When Button boarded his plane that day, Kelly suggests, suicide probably wasn’t his plan, but his impulsiveness may have steered him into trouble and then into suicide. It’s conceivable that he veered off on a whim. Perhaps he took a short joy ride or prematurely dropped a bomb (his four 500-pound bombs are still missing). Whatever the case, with each misstep he dug his hole deeper. As Button flew through Colorado, he may have come to see crashing as a viable way out because death had no meaning for him.
A s unusual as Button’s case is, it shares one common characteristic with nearly all the 30,000 suicides that occur each year in the United States–the victims are not in a rational state of mind. That may seem an obvious point, but it is one that we often ignore when assisted suicide is the topic. Like Mark Twain, who said that “suicide is the only sane thing the young or old ever do in this life,” we imagine that the elderly and the ill desire death rationally. But our prejudices are showing. Suicidal patients, whatever their age or condition, almost always suffer from addiction or mental disease. Even when they do not, as with Button, they usually are not thinking rationally.
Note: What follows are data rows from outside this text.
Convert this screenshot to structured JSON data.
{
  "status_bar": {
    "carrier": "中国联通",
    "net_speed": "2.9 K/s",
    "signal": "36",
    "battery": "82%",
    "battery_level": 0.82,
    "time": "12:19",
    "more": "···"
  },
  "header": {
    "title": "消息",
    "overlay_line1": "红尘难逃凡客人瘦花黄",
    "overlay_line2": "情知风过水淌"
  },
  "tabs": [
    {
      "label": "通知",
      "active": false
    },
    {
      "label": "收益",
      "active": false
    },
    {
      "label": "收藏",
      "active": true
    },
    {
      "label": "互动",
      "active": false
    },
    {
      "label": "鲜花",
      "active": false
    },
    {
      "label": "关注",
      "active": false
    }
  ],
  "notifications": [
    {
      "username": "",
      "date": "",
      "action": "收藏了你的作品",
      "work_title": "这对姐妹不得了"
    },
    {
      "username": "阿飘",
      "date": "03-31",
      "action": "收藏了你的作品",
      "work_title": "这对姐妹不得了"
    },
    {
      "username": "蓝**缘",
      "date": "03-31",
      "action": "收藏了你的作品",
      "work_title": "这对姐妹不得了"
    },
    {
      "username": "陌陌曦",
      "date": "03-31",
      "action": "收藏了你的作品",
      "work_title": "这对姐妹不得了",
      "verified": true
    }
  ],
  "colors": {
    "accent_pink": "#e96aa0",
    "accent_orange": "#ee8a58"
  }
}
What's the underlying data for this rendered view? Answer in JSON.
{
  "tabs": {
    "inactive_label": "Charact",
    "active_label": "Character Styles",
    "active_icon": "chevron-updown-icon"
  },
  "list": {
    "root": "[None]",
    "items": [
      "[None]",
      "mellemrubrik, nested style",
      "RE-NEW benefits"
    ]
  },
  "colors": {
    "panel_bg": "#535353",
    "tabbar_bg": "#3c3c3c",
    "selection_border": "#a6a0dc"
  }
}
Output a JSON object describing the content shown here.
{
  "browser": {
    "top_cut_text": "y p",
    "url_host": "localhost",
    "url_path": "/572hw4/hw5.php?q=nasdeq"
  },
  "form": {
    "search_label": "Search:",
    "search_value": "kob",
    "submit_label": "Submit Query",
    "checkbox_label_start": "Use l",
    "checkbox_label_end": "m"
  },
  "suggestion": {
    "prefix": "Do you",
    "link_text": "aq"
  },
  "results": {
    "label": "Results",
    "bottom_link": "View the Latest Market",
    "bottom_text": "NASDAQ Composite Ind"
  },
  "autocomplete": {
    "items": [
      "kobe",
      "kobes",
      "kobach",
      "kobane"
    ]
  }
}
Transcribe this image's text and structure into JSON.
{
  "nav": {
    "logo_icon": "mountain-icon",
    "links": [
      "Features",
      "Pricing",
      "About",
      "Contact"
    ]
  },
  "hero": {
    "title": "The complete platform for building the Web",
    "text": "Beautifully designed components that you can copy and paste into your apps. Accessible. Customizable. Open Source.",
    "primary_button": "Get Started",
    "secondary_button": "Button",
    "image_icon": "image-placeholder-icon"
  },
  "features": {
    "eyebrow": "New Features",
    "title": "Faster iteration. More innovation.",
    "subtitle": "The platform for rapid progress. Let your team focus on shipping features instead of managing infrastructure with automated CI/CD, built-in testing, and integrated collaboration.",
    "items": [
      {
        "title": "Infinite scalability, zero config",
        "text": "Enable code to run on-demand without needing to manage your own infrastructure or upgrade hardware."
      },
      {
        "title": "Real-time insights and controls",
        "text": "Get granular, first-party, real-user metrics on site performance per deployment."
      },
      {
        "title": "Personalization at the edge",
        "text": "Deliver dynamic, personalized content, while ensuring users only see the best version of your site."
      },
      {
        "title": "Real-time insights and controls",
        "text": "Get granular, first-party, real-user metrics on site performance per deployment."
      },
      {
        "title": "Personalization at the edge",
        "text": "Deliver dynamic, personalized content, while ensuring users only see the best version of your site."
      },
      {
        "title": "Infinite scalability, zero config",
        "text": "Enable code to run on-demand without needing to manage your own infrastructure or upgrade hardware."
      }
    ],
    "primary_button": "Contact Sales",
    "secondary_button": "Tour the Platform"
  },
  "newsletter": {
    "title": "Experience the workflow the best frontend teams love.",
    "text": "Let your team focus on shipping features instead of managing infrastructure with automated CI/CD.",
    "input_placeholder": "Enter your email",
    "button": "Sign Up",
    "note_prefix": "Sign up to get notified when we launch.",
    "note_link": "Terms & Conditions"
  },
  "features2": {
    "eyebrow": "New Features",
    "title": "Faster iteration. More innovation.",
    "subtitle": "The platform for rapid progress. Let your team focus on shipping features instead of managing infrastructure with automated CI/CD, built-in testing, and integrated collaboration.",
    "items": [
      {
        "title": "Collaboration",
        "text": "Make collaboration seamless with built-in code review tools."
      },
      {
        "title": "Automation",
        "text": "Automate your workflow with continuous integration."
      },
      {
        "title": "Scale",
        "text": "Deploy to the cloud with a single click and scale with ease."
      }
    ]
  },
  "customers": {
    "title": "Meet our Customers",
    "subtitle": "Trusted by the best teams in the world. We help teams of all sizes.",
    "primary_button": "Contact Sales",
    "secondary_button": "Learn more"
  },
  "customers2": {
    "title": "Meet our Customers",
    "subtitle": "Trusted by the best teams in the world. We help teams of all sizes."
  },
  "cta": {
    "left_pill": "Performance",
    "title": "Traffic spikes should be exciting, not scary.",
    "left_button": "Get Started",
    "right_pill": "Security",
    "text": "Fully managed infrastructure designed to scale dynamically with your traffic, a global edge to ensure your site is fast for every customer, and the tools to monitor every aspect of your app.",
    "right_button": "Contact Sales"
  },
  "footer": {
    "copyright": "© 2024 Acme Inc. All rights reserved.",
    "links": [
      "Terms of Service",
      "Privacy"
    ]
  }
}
Button’s suicide also shows how, even in peculiar cases, the desire to die arises from one’s individual history and psychology. Yet, in public discussion of youthful suicide, we’re often unwilling to trace it to such causes and try to place blame elsewhere–on television, music, movies. Earlier this month, a Senate subcommittee considering stricter restrictions on music lyrics heard an anguished father blame his son’s suicide on shock rocker Marilyn Manson’s music. The 15-year-old died with the band playing on his headphones. Numerous studies show that there is no association between music and suicide. (One found that country-music lovers had higher suicide rates, but subsequent research disputes these results.)
Of course, ideas do count. We know, for example, that one adolescent suicide can trigger others, even through media reports, leading to “suicide clusters.” Had later victims not heard about the first suicide, they may not have done it when they did. But psychiatrists insist that an idea cannot compel even a child to commit suicide. It is only a proximate factor in a vulnerable person with stronger causes at work.
Usually, the causes are an addictive or mental disorder. Craig Button’s case shows how much more complex they can be. And how bizarre.